Blur detection is aimed at estimating the probability of each pixel being blurred or non-blurred in an image affected by motion or defocus blur. This task has gained considerable attention due to its promising application fields in computer vision. Accurate differentiation of anomalous regions (including the sharp but homogeneous regions and pseudo-sharp backgrounds) and motion-blurred regions are main challenges in blur detection, in which both conventional and recently developed blur detection methods have limited performance and low time efficiency.

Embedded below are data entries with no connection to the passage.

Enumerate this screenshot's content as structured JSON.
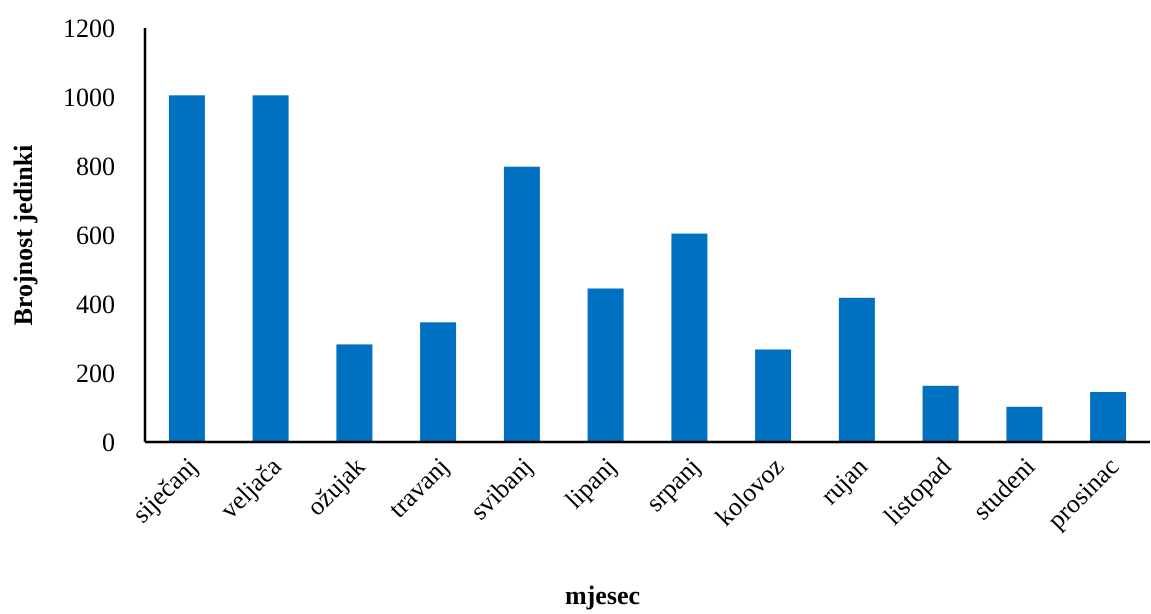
{
  "chart_data": {
    "type": "bar",
    "title": "",
    "xlabel": "mjesec",
    "ylabel": "Brojnost jedinki",
    "categories": [
      "siječanj",
      "veljača",
      "ožujak",
      "travanj",
      "svibanj",
      "lipanj",
      "srpanj",
      "kolovoz",
      "rujan",
      "listopad",
      "studeni",
      "prosinac"
    ],
    "values": [
      1005,
      1005,
      283,
      347,
      798,
      445,
      604,
      268,
      418,
      163,
      102,
      145
    ],
    "ylim": [
      0,
      1200
    ],
    "yticks": [
      0,
      200,
      400,
      600,
      800,
      1000,
      1200
    ],
    "grid": false,
    "legend": "none",
    "bar_color": "#0070C0"
  }
}
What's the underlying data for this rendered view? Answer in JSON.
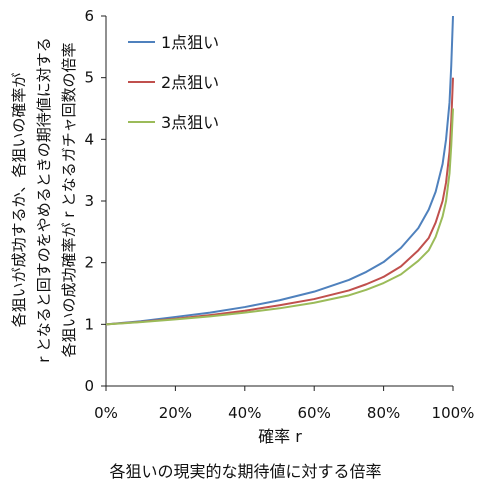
{
  "chart_data": {
    "type": "line",
    "caption": "各狙いの現実的な期待値に対する倍率",
    "xlabel": "確率 r",
    "ylabel_lines": [
      "各狙いが成功するか、各狙いの確率が",
      "r となると回すのをやめるときの期待値に対する",
      "各狙いの成功確率が r となるガチャ回数の倍率"
    ],
    "xlim": [
      0,
      1
    ],
    "ylim": [
      0,
      6
    ],
    "x_ticks": [
      "0%",
      "20%",
      "40%",
      "60%",
      "80%",
      "100%"
    ],
    "y_ticks": [
      "0",
      "1",
      "2",
      "3",
      "4",
      "5",
      "6"
    ],
    "grid": false,
    "legend_position": "top-left",
    "x": [
      0,
      0.1,
      0.2,
      0.3,
      0.4,
      0.5,
      0.6,
      0.7,
      0.75,
      0.8,
      0.85,
      0.9,
      0.93,
      0.95,
      0.97,
      0.98,
      0.99,
      0.995,
      1.0
    ],
    "series": [
      {
        "name": "1点狙い",
        "color": "#4f81bd",
        "values": [
          1.0,
          1.05,
          1.12,
          1.19,
          1.28,
          1.39,
          1.53,
          1.72,
          1.85,
          2.01,
          2.24,
          2.56,
          2.86,
          3.15,
          3.6,
          4.0,
          4.6,
          5.2,
          6.0
        ]
      },
      {
        "name": "2点狙い",
        "color": "#c0504d",
        "values": [
          1.0,
          1.04,
          1.09,
          1.15,
          1.22,
          1.31,
          1.41,
          1.55,
          1.65,
          1.77,
          1.94,
          2.2,
          2.4,
          2.65,
          3.0,
          3.3,
          3.8,
          4.3,
          5.0
        ]
      },
      {
        "name": "3点狙い",
        "color": "#9bbb59",
        "values": [
          1.0,
          1.035,
          1.08,
          1.13,
          1.19,
          1.26,
          1.35,
          1.47,
          1.56,
          1.67,
          1.81,
          2.03,
          2.2,
          2.42,
          2.75,
          3.0,
          3.45,
          3.9,
          4.5
        ]
      }
    ]
  }
}
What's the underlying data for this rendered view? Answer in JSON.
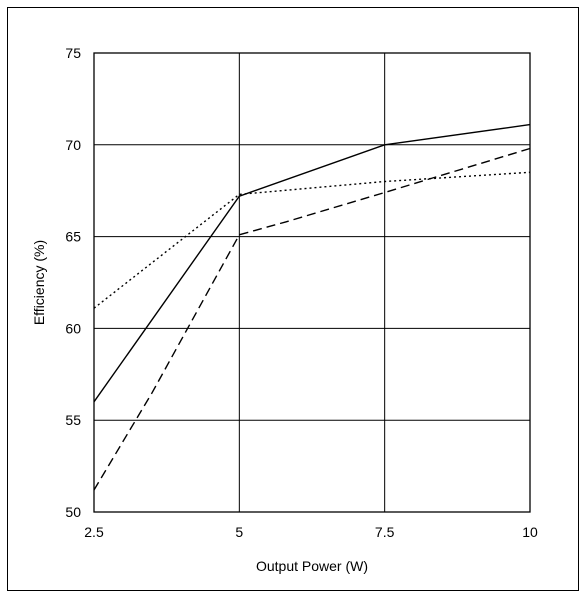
{
  "chart_data": {
    "type": "line",
    "xlabel": "Output Power (W)",
    "ylabel": "Efficiency (%)",
    "xlim": [
      2.5,
      10
    ],
    "ylim": [
      50,
      75
    ],
    "x_ticks": [
      2.5,
      5,
      7.5,
      10
    ],
    "x_tick_labels": [
      "2.5",
      "5",
      "7.5",
      "10"
    ],
    "y_ticks": [
      50,
      55,
      60,
      65,
      70,
      75
    ],
    "y_tick_labels": [
      "50",
      "55",
      "60",
      "65",
      "70",
      "75"
    ],
    "grid": true,
    "legend": "none",
    "series": [
      {
        "style": "solid",
        "color": "#000000",
        "x": [
          2.5,
          5,
          7.5,
          10
        ],
        "y": [
          56.0,
          67.2,
          70.0,
          71.1
        ]
      },
      {
        "style": "dotted",
        "color": "#000000",
        "x": [
          2.5,
          5,
          7.5,
          10
        ],
        "y": [
          61.1,
          67.3,
          68.0,
          68.5
        ]
      },
      {
        "style": "dashed",
        "color": "#000000",
        "x": [
          2.5,
          3.5,
          5,
          5.8,
          7.5,
          10
        ],
        "y": [
          51.2,
          56.5,
          65.1,
          65.8,
          67.4,
          69.8
        ]
      }
    ]
  }
}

To address these issues, this paper develops an accurate and fast blur detection method for both motion and defocus blur using a new end-to-end deep neural network. First, a novel multi-input multi-loss encoder-decoder network (M-shaped) is proposed to learn rich hierarchical representations related to blur. Then, to resolve the problem shows that blur degree is susceptible to scales, we construct a pyramid ensemble model (PM-Net) consisting of different scales of M-shaped subnets and a unified fusion layer. The experiments demonstrate that the proposed PM-Net can accurately handle those challenging scenarios with anomalous regions for both defocus and motion blur. Our method performs better than previous state-of-the-art methods. It achieves the $F_{1}$ -score of 0.893 for only defocus blur and 0.884 for joint motion and defocus blur, both of which significantly surpass previous methods on the benchmark BDD dataset. We also test our PM-Net on another public CDD dataset composed of challenging defocused images. The proposed method also outperforms other published methods with an $F_{1}$ -score of 0.885. In addition, our proposed method is hundreds of times faster (millisecond) than other state-of-the-art methods (second). Moreover, our experiments also demonstrate that the PM-Net is robust to noise and has a good generalization property.